Total gastrectomy (TG) is often performed for proximal gastric cancer. Small remnant distal gastrectomy (SRDG) can also be used in cases where surgical margins can be secured. The impact of preserving proximal small remnant stomach on postoperative quality of life (QOL) has not been fully elucidated. In the present study, we compared postgastrectomy symptoms and daily lives between patients undergoing SRDG and those undergoing TG for proximal gastric cancer using the developed Postgastrectomy Syndrome Assessment Scale (PGSAS)-45.
Of the 1909 patients enrolled in the PGSAS NEXT study, univariate analysis of 19 main outcomes measures (MOMs) of PGSAS-45 was performed in patients undergoing TG (n = 1020) or SRDG (n = 54). Multiple regression analysis was performed with several clinical factors as explanatory variables.

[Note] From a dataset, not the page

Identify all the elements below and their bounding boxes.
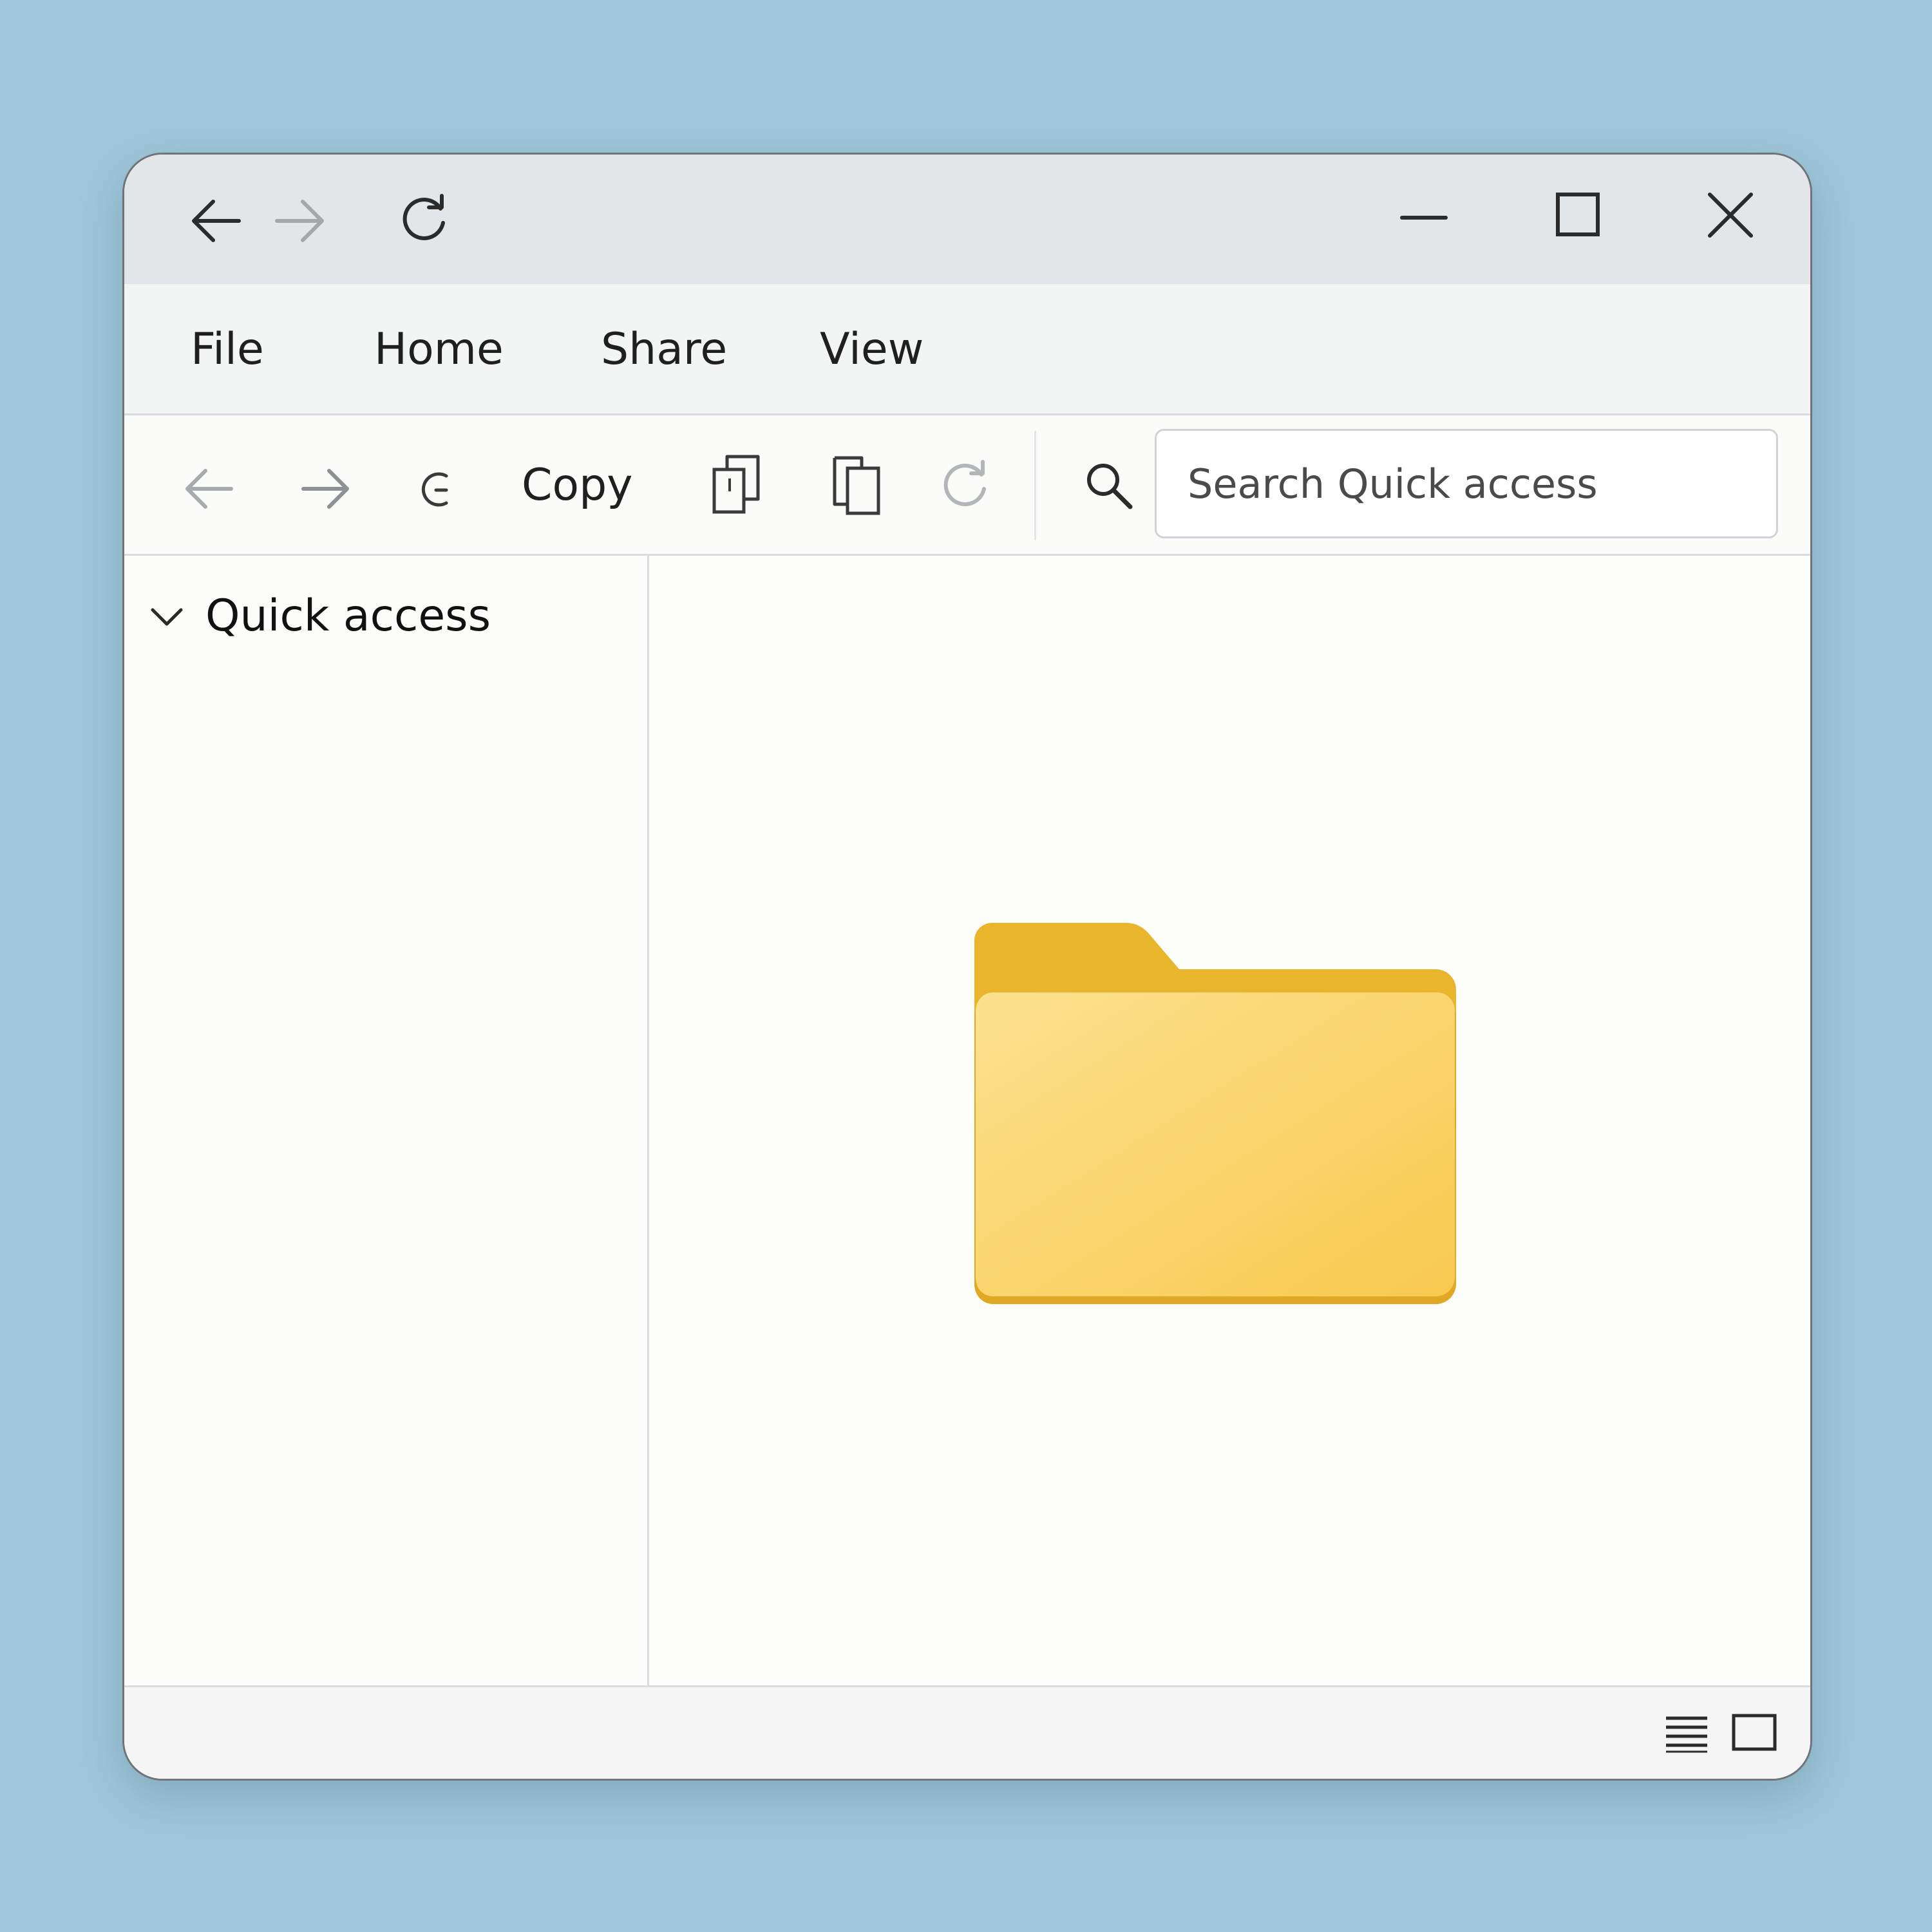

There was no difference in age and sex between TG and SRDG groups. In SRDG group, postoperative period was shorter, the rates of laparoscopic approach and preservation of the celiac branch of the vagus nerve were higher, and the rates of clinical stage III/IV disease, ≥D2 dissection, and combined resection with other organs were lower than in the TG group significantly ( < .05). SRDG was associated with significantly lower symptoms and better daily lives than TG in 12 and 13 of 19 MOMs in PGSAS-45 by univariate and multiple regression analyses, respectively ( < .05). Several other clinical factors were also associated with certain MOMs.

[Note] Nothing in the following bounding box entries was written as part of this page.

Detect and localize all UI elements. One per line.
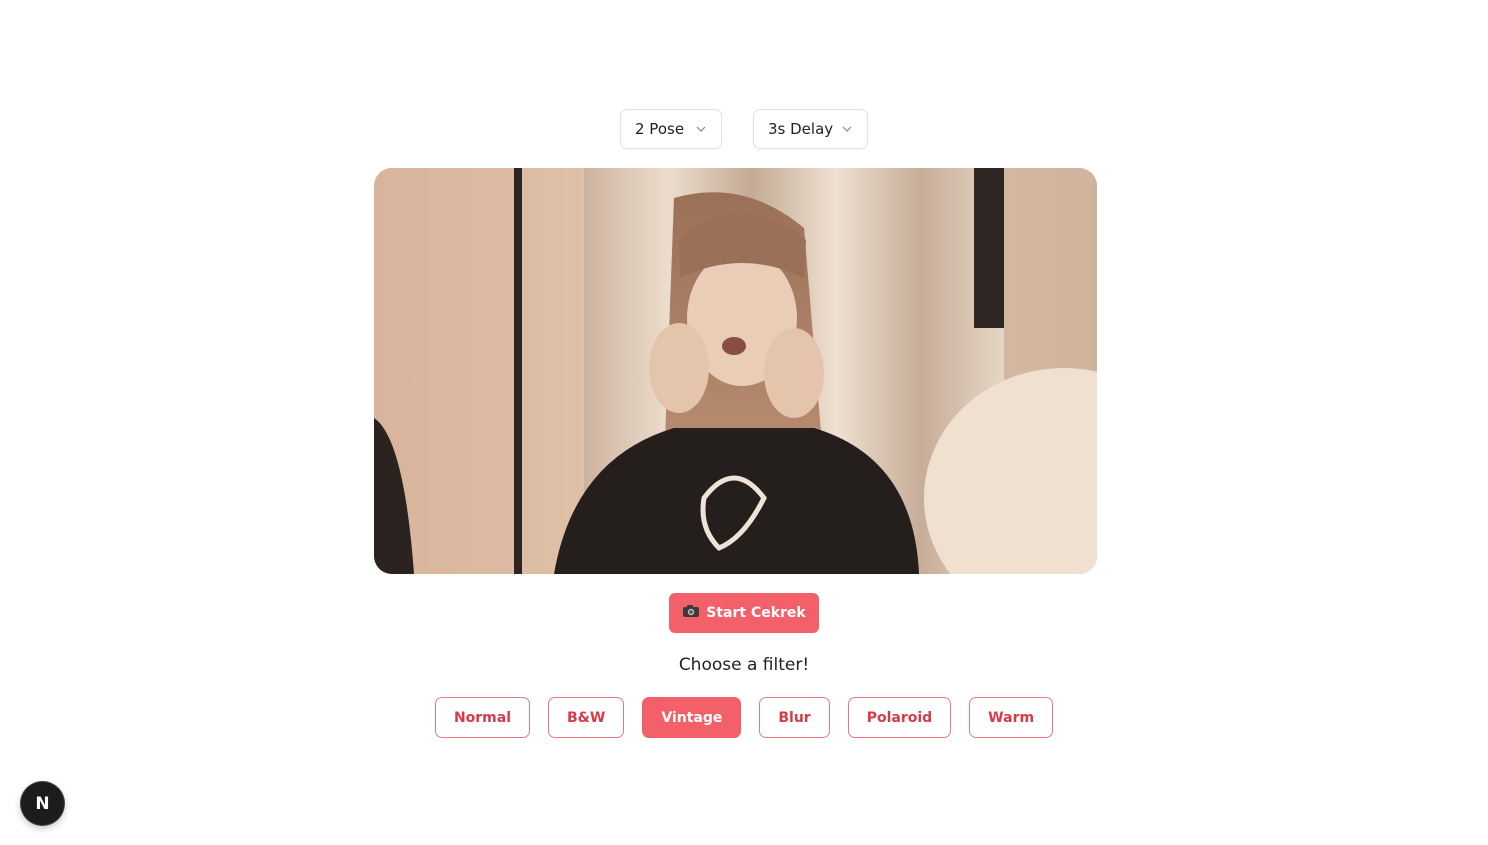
filter-prompt: Choose a filter! [678,655,810,675]
filter-polaroid-button[interactable]: Polaroid [847,697,952,738]
filter-blur-button[interactable]: Blur [759,697,830,738]
pose-count-value: 2 Pose [635,120,685,138]
filter-warm-button[interactable]: Warm [969,697,1054,738]
filter-normal-button[interactable]: Normal [434,697,531,738]
delay-select[interactable]: 3s Delay [753,109,868,149]
camera-icon [682,604,700,622]
chevron-down-icon [841,123,853,135]
delay-value: 3s Delay [768,120,834,138]
start-capture-button[interactable]: Start Cekrek [669,593,819,633]
filter-bw-button[interactable]: B&W [548,697,625,738]
pose-count-select[interactable]: 2 Pose [620,109,722,149]
start-capture-label: Start Cekrek [706,605,806,621]
camera-preview [374,168,1097,574]
nextjs-logo-icon[interactable]: N [21,782,64,825]
photobooth-page: 2 Pose 3s Delay Start Cekrek Choose a fi… [0,0,1488,845]
filter-options: Normal B&W Vintage Blur Polaroid Warm [0,697,1488,738]
capture-controls: 2 Pose 3s Delay [620,109,868,149]
filter-vintage-button[interactable]: Vintage [642,697,742,738]
dev-badge-letter: N [35,793,50,814]
chevron-down-icon [695,123,707,135]
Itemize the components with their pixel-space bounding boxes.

The PGSAS-45 revealed that SRDG was associated with better postgastrectomy symptoms and daily lives than TG.
全胃切除术(TG)常用于近端胃癌的治疗。对于能够确保手术切缘的病例,也可采用小残端远端胃切除术(SRDG)。保留近端小残胃对术后生活质量(QOL)的影响尚未完全阐明。在本研究中,我们使用开发的胃切除术后综合征评估量表(PGSAS)-45,比较了接受SRDG和TG治疗近端胃癌患者的胃切除术后症状及日常生活情况。

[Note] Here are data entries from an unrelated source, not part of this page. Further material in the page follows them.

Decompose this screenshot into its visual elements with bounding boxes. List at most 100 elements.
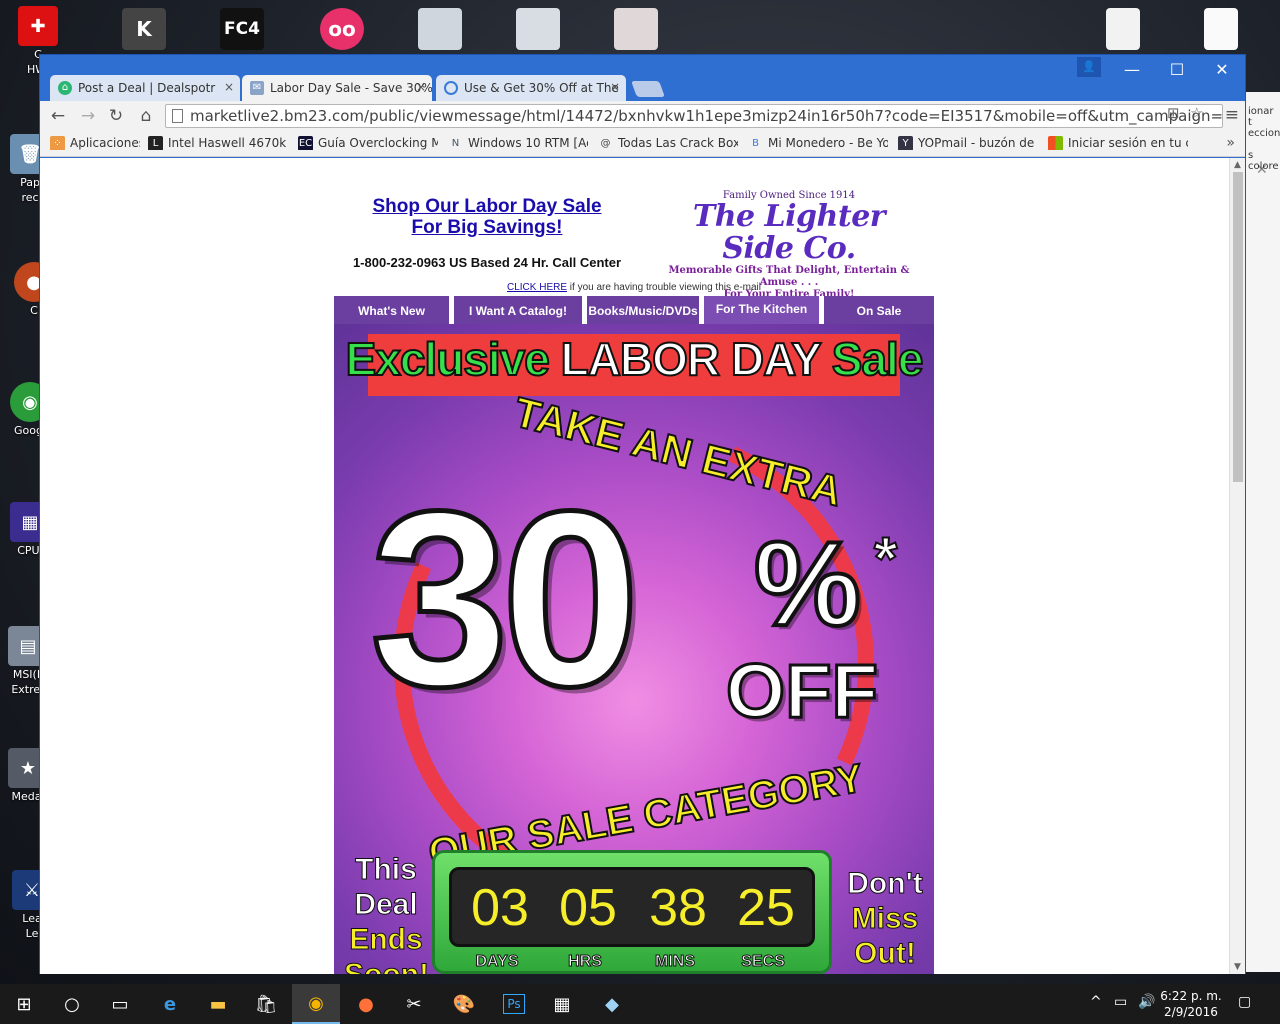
far-cry-4-icon[interactable]: FC4	[220, 8, 264, 50]
bookmark-label: Todas Las Crack Box 2	[618, 136, 738, 150]
taskbar-calculator[interactable]: ▦	[538, 984, 586, 1024]
countdown-unit-days: DAYS	[475, 953, 519, 971]
document-file-icon-2[interactable]	[1204, 8, 1238, 50]
l-bookmark-icon: L	[148, 136, 163, 150]
folder-icon: ▬	[209, 993, 227, 1015]
taskbar-snipping[interactable]: ✂	[390, 984, 438, 1024]
tab-dealspotr[interactable]: ⌂ Post a Deal | Dealspotr ×	[50, 75, 240, 101]
start-button[interactable]: ⊞	[0, 984, 48, 1024]
scroll-up-icon[interactable]: ▲	[1234, 160, 1241, 170]
tab-use-get-30-off[interactable]: Use & Get 30% Off at The ×	[436, 75, 626, 101]
nav-kitchen[interactable]: For The Kitchen	[704, 296, 819, 324]
home-button[interactable]: ⌂	[134, 105, 158, 127]
nav-on-sale[interactable]: On Sale	[824, 296, 934, 324]
bookmark-star-icon[interactable]: ☆	[1190, 104, 1203, 122]
swirl-bookmark-icon: @	[600, 138, 611, 149]
tab-close-icon[interactable]: ×	[416, 80, 426, 94]
deal-ends-line: Ends	[349, 923, 423, 957]
nav-catalog[interactable]: I Want A Catalog!	[454, 296, 582, 324]
screenshot-file-icon-3[interactable]	[614, 8, 658, 50]
cpuid-hwmonitor-icon: ✚	[18, 6, 58, 46]
cortana-icon: ○	[64, 993, 80, 1015]
sale-banner[interactable]: Exclusive LABOR DAY Sale TAKE AN EXTRA 3…	[334, 324, 934, 974]
bookmark-crack-box[interactable]: @ Todas Las Crack Box 2	[598, 136, 739, 150]
deal-ends-line: Soon!	[344, 957, 430, 975]
clock-time: 6:22 p. m.	[1160, 989, 1222, 1003]
back-button[interactable]: ←	[46, 105, 70, 127]
profile-button[interactable]: 👤	[1077, 57, 1101, 77]
bookmark-mi-monedero[interactable]: B Mi Monedero - Be You	[748, 136, 888, 150]
minimize-button[interactable]: —	[1109, 55, 1155, 85]
countdown-days: 03	[471, 879, 529, 937]
reload-button[interactable]: ↻	[104, 105, 128, 127]
page-scrollbar[interactable]: ▲ ▼	[1229, 158, 1245, 974]
click-here-link[interactable]: CLICK HERE	[507, 282, 567, 293]
tab-labor-day-sale[interactable]: ✉ Labor Day Sale - Save 30% ×	[242, 75, 432, 101]
bookmark-yopmail[interactable]: Y YOPmail - buzón de c	[898, 136, 1038, 150]
shop-link-line: Shop Our Labor Day Sale	[372, 196, 602, 217]
countdown-minutes: 38	[649, 879, 707, 937]
tab-close-icon[interactable]: ×	[224, 80, 234, 94]
new-tab-button[interactable]	[631, 81, 665, 97]
action-center-icon[interactable]: ▢	[1238, 994, 1251, 1010]
loading-icon	[444, 81, 458, 95]
bookmark-intel-haswell[interactable]: L Intel Haswell 4670k +	[148, 136, 288, 150]
deal-ends-line: Deal	[354, 888, 418, 922]
volume-icon[interactable]: 🔊	[1138, 994, 1155, 1010]
k-app-icon[interactable]: K	[122, 8, 166, 50]
shop-sale-link[interactable]: Shop Our Labor Day Sale For Big Savings!	[334, 196, 640, 238]
store-icon: 🛍	[254, 993, 278, 1015]
taskbar-notes[interactable]: ◆	[588, 984, 636, 1024]
taskbar-photoshop[interactable]: Ps	[490, 984, 538, 1024]
clock-date: 2/9/2016	[1164, 1005, 1218, 1019]
taskbar-file-explorer[interactable]: ▬	[194, 984, 242, 1024]
nav-books-music-dvds[interactable]: Books/Music/DVDs	[587, 296, 699, 324]
taskbar-edge[interactable]: e	[146, 984, 194, 1024]
bg-window-text: s colore	[1248, 150, 1279, 172]
taskbar-firefox[interactable]: ●	[342, 984, 390, 1024]
bookmark-aplicaciones[interactable]: ⁘ Aplicaciones	[50, 136, 140, 150]
address-bar[interactable]: marketlive2.bm23.com/public/viewmessage/…	[165, 104, 1223, 128]
microsoft-icon	[1048, 136, 1063, 150]
scrollbar-thumb[interactable]	[1233, 172, 1243, 482]
tray-chevron-icon[interactable]: ^	[1090, 994, 1102, 1010]
deal-ends-line: This	[355, 853, 418, 887]
chrome-menu-icon[interactable]: ≡	[1225, 105, 1239, 125]
asterisk-mark: *	[873, 524, 898, 593]
document-file-icon[interactable]	[1106, 8, 1140, 50]
screenshot-file-icon[interactable]	[418, 8, 462, 50]
close-window-button[interactable]: ✕	[1199, 55, 1245, 85]
system-clock[interactable]: 6:22 p. m. 2/9/2016	[1160, 988, 1222, 1020]
scroll-down-icon[interactable]: ▼	[1234, 962, 1241, 972]
taskbar-chrome[interactable]: ◉	[292, 984, 340, 1024]
tab-title: Labor Day Sale - Save 30%	[270, 81, 432, 95]
search-button[interactable]: ○	[48, 984, 96, 1024]
countdown-face: 03 05 38 25	[449, 867, 815, 947]
bookmark-guia-overclocking[interactable]: EC Guía Overclocking MS	[298, 136, 438, 150]
bookmark-label: Mi Monedero - Be You	[768, 136, 888, 150]
dealspotr-icon: ⌂	[58, 81, 72, 95]
windows-logo-icon: ⊞	[16, 993, 32, 1015]
task-view-button[interactable]: ▭	[96, 984, 144, 1024]
firefox-icon: ●	[358, 993, 374, 1015]
flickr-app-icon[interactable]: oo	[320, 8, 364, 50]
maximize-button[interactable]: ☐	[1154, 55, 1200, 85]
countdown-hours: 05	[559, 879, 617, 937]
email-navbar: What's New I Want A Catalog! Books/Music…	[334, 296, 934, 324]
forward-button[interactable]: →	[76, 105, 100, 127]
countdown-unit-minutes: MINS	[655, 953, 696, 971]
bookmark-iniciar-sesion[interactable]: Iniciar sesión en tu cu	[1048, 136, 1188, 150]
percent-sign: %	[752, 517, 863, 651]
bg-window-text: ionar t	[1248, 106, 1274, 128]
translate-icon[interactable]: ⊞	[1167, 104, 1180, 122]
photoshop-icon: Ps	[503, 994, 525, 1014]
tab-title: Post a Deal | Dealspotr	[78, 81, 216, 95]
tab-close-icon[interactable]: ×	[610, 80, 620, 94]
nav-whats-new[interactable]: What's New	[334, 296, 449, 324]
bookmarks-overflow-button[interactable]: »	[1226, 135, 1235, 151]
bookmark-windows-10-rtm[interactable]: N Windows 10 RTM [Act	[448, 136, 588, 150]
taskbar-store[interactable]: 🛍	[242, 984, 290, 1024]
network-icon[interactable]: ▭	[1114, 994, 1127, 1010]
taskbar-paint[interactable]: 🎨	[440, 984, 488, 1024]
screenshot-file-icon-2[interactable]	[516, 8, 560, 50]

在参与PGSAS NEXT研究的1909例患者中,对接受TG(n = 1020)或SRDG(n = 54)治疗的患者进行PGSAS-45的19项主要结局指标(MOMs)的单因素分析。以几个临床因素作为解释变量进行多元回归分析。
TG组和SRDG组在年龄和性别上无差异。SRDG组术后时间较短,腹腔镜手术入路及迷走神经腹腔支保留率较高,临床Ⅲ/Ⅳ期疾病、≥D2淋巴结清扫及联合其他器官切除率显著低于TG组(P <.05)。单因素和多元回归分析显示,在PGSAS-45的19项MOMs中,分别有12项和13项显示SRDG组的症状明显低于TG组,日常生活情况优于TG组(P <.05)。其他几个临床因素也与某些MOMs相关。
PGSAS-45显示,与TG相比,SRDG与更好的胃切除术后症状及日常生活情况相关。